Carved nautilus shell by Cornelis Bellekin
Sotheby’s London, 5 December: Old Master Sculpture and Works of Art
Est £100,000-£150,000
During the 17th century, trade and exploration created a demand for exotic objects such as shells from foreign seas, which were imported to Europe and worked over by artisans. This large nautilus shell was carved, engraved and signed by the Dutch master Cornelis Bellekin, a leading shell carver of the period. Christopher Mason, the head of the auction house’s Old Master sculpture department, notes that this work “is particularly rare because of its size and well-preserved helm”, and adds that its “remarkable virtuosity can only be fully appreciated when handling the delicate shell’s thin walls, which have been carefully worked into a mesmerising relief”. The artist removed the outer surface of the shell, revealing its pearlescent layer underneath, and incised what are likely Greek mythological scenes on both sides; one may be the goddess Diana and various nymphs, while the other appears to show the rape of Europa, the mother of Cretan king Minos. The silver mount was likely added in the 19th century in Germany. The piece was shown once, in 1982 at the Waldorf Astoria Hotel in New York, as part of an exhibition of Netherlandish fine arts, and has been kept in a private Dutch collection since that year. Similar shells by Bellekin can be found in the Louvre in Paris and Waddesdon Manor in Buckinghamshire, among other important collections.

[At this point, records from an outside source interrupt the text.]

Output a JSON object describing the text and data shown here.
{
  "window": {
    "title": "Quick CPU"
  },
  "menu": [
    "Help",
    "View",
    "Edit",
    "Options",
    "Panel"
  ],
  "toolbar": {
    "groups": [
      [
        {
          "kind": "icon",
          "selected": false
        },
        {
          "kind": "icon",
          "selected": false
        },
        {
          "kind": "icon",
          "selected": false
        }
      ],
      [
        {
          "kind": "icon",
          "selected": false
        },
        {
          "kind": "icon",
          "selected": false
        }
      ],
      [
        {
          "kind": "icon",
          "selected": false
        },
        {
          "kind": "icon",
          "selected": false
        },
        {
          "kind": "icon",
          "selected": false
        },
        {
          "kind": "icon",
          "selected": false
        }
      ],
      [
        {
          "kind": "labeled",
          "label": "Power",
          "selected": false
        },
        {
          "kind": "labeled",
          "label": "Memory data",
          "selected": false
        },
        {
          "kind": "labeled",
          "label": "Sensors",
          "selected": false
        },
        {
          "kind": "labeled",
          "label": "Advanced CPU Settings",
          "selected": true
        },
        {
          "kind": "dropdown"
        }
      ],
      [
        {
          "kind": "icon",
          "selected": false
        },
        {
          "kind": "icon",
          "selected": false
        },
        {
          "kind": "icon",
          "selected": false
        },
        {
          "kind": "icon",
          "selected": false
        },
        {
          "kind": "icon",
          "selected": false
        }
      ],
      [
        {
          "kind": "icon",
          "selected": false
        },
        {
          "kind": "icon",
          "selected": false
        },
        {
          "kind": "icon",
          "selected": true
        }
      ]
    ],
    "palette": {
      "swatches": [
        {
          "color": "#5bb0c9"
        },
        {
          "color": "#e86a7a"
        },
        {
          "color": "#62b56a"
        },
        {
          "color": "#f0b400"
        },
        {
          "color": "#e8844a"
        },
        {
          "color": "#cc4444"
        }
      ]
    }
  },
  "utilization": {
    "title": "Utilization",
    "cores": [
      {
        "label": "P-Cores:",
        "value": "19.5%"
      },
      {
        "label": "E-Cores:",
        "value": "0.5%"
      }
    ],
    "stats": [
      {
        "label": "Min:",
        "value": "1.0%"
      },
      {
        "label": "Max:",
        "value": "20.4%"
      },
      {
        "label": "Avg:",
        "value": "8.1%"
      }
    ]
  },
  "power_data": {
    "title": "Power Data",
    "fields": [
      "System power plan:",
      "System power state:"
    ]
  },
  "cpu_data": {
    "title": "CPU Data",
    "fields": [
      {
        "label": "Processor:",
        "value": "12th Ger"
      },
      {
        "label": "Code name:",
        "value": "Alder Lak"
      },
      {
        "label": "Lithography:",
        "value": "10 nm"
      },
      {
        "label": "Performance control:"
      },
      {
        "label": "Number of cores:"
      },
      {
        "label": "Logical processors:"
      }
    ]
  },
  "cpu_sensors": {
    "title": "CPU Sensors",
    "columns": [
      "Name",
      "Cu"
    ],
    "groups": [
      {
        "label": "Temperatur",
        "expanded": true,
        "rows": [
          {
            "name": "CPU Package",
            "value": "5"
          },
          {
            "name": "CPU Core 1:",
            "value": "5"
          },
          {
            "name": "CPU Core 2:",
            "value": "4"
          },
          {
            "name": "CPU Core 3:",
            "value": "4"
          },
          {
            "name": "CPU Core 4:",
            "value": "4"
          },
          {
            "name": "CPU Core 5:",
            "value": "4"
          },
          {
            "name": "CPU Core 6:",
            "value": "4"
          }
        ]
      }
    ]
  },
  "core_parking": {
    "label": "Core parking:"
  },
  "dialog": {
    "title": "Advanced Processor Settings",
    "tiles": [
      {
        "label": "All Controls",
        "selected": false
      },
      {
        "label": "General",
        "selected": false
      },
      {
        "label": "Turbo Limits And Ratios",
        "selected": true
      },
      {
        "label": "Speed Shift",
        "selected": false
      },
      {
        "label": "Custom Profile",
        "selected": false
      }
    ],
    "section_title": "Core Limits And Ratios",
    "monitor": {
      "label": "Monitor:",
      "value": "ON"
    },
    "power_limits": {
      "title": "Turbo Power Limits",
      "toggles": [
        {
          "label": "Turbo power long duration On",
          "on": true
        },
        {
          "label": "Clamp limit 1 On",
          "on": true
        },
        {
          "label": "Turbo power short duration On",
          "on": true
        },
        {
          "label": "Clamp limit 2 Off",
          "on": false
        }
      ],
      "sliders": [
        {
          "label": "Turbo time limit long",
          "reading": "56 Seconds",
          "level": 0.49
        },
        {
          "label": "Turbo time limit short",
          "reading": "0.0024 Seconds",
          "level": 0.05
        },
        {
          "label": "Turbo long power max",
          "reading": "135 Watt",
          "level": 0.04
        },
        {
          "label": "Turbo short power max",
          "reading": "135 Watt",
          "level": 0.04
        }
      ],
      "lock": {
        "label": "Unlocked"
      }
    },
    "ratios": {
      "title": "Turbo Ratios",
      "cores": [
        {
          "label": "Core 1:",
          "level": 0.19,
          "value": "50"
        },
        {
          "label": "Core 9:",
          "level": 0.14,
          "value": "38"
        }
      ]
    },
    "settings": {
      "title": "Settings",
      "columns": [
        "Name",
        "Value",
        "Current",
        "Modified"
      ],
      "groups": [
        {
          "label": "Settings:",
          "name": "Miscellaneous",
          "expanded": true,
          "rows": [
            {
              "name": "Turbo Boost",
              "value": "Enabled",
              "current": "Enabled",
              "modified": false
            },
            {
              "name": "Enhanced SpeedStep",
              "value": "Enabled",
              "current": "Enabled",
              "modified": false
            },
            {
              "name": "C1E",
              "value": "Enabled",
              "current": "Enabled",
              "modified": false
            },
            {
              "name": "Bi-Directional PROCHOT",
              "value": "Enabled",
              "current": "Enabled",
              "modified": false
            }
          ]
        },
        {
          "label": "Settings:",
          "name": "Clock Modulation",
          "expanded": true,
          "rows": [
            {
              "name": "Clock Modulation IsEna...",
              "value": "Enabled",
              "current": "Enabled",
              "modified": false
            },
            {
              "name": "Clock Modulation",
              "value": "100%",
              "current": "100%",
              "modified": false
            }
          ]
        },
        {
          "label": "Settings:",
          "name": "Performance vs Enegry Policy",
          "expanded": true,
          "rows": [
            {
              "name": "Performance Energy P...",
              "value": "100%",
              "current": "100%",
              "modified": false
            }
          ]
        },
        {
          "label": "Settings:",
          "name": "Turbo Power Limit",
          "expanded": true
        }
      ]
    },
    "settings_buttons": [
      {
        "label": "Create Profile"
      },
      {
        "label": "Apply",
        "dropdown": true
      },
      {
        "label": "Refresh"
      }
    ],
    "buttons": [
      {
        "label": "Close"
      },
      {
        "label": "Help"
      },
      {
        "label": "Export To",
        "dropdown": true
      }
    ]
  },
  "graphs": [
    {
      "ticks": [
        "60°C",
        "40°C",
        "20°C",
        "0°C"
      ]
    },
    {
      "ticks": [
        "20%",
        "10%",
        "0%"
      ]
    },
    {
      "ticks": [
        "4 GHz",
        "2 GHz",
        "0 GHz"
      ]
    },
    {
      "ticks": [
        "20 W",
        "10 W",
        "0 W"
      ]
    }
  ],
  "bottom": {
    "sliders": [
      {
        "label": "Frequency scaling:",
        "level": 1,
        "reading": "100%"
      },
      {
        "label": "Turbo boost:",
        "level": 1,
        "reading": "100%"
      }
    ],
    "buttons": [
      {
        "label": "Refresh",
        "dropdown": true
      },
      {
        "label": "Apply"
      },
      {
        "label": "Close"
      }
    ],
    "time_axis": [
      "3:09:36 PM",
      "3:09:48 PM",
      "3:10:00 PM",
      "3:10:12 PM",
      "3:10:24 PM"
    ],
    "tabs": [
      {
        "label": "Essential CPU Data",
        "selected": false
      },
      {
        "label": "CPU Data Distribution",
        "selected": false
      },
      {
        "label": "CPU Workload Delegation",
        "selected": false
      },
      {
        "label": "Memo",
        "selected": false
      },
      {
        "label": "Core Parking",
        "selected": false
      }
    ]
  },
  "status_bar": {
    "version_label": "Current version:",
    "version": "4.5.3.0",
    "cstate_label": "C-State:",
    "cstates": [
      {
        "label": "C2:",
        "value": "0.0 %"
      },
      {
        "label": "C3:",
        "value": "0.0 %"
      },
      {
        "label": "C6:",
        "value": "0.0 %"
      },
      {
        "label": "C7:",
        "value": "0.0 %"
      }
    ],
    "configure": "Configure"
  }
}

Achrome piece (1961) by Piero Manzoni
Bruun Rasmussen Auctioneers, Copenhagen, 5 December
Est DKK 1.5m-DKK 2m
In the late 1950s, the Italian conceptual artist Manzoni developed a series employing mixed materials like textiles, wood and sometimes glass and kaolin to create textured but achromic works, a deliberate rejection of Abstract Expressionism. These caught the attention of the shirt manufacturer and arts patron Aage Damgaard in Herning, Denmark, who invited Manzoni to explore them further in a pair of residencies in 1960-61. “Incredibly I was hired by a shirt factory (room and board, plus Lit. 11,000 a day and an assistant with a car) for a month, with all the technicians of the factory at my service”, wrote Manzoni in a letter at the time. This piece, which has been held by single owner since it was acquired in 1962, is being offered at auction for the first time. According to Niels Boe-Hauggaard, the specialist of paintings, drawings, sculptures and prints for the auction house, “Although the market for similar ‘hairy canvas’ Achrome works can be volatile, we feel the quality and almost pristine provenance of this piece will bring something extra.” Earlier this year, Christie’s sold a gridded square cotton-wool Achrome of a similar size for around £390,000 (est £120,000-£180,000), while Sotheby’s sold a pleated kaolin variation for around £1.2m (est £500,000-£700,000).
Hohe See unter violettem Himmel (around 1930-35) by Emil Nolde
Ketterer Kunst, Munich, 7-9 December: Post-war and Contemporary Art
Est €100,000-€150,000
This painting, executed in swaths of purple daubed with opaque white, is one of thousands of petite watercolour landscapes that the late German-Danish Expressionist created late in his in Seebüll, where he died in 1956. Depicting a thunderous seascape, it was painted a few years before he was labelled a degenerate artist by the Nazis in the early 1940s—despite having been a long-time supporter of the party. Part of the house’s biannual auctions of Modern art, heavy on Nolde and his Die Brücke contemporaries, the picture’s proceeds will benefit the ongoing construction of a Buddhist stupa in Grafenwörth, Austria. Robert Ketterer, the owner and CEO of the auction house, says, “The aspect of a charity auction might have advantageous effects, [but] the superior quality of this masterful watercolour is its most salient selling point.” Ketterer says that Nolde today commands prices “some 10 to 20 percent higher” than he did in the year 2000 and adds, “His idiosyncratic seascapes are especially sought-after on the international market.” The record price for a seascape by the artist, around £1.9m (est £1m-£1.5m, )was achieved at Christie’s London in 2006. The Korean Buddhist monk and scholar Bop Jon Sunim Tenzin Tharchin, who is supervising the construction of the Austrian monument, says that the work, which will fund a symbol of peace, is “parallels our thoughts, [which] are constantly in motion [but] also subject to transience”.